Interprète : Jean-Louis Auneau
Source : 30 vieilles chansons du Pays de Retz, de J. Couffon de Kerdellec'h – édité chez Heugel à Paris en 1927
catalogue P. Coirault : le mari qui revient saoul et chante gai (11101 – ivrognes disputés par leur femmes)

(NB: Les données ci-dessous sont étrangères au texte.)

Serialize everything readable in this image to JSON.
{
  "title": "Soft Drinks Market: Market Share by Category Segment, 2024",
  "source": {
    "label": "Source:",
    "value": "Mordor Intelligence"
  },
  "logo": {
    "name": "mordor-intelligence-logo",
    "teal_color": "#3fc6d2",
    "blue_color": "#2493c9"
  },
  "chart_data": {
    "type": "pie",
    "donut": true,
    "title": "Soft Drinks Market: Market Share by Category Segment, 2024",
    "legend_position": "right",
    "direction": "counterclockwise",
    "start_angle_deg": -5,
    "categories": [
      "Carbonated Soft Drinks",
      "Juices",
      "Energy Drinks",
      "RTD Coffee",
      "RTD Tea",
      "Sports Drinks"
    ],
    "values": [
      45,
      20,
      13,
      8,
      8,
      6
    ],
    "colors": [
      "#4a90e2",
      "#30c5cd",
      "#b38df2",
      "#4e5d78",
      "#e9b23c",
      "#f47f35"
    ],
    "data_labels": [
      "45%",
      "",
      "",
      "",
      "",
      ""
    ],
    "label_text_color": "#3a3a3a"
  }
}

catalogue C. Laforte : II, Q-05 – Reproches de la femme de l'ivrogne
texte publié par Jeanne Couffon de Kerdellec'h :
D'où t'en viens-tu, méchant ivrogne ?
Tu n'es qu'un maudit sac à vin.
Tu ne songes guère en ta besogne
Et tes enfants meurent de faim.
Crois-tu les contenter de dire
Tradérida dérida la lire
Tradérida dérida la la
Tes créanciers sont à la porte,
Qui te demandent de l'argent.
Comment veux-tu que j'leur-z-en donne ?
J'n'en ai pas pour moi seulement
Crois-tu donc les payer de dire
Tradérida dérida la lire
Tradérida dérida la la
Va, va, va ,va ! Ma pauvre femme,
De moi ne t'inquiètes pas.
Je les paierai le jour des Cendres
Le lendemain du Mardi-gras.
En attendant, j'vas toujours dire
Tradérida dérida la lire
Tradérida dérida la la
Texte publié par Ballard – Nouvelles parodies bachiques, mêlées de vaudevilles (Paris 1702)
Mon mary va à la taverne
Il n'en revient qu'à la lanterne
Et moi je garde la maison
Quand il est sou comme un oyson
En entrant il se met à dire
Lalareria Lalerira, Lalerire (bis)
Ah, d'où viens-tu méchant yvrogne ?
Tu nous fera mourir de faim ;
Tu quittes toujours ta besogne
Pour boire du soir au matin
Et puis tu dis laissez moy dire
Lalalerira...
Ma femme tu n'es qu'une bête
De raisonner de la façon
Lorsque j'ay du vin dans la tête
Tu me vois gay comme un pinçon ;
Tais-toi donc et me laisse dire :
Talarerira...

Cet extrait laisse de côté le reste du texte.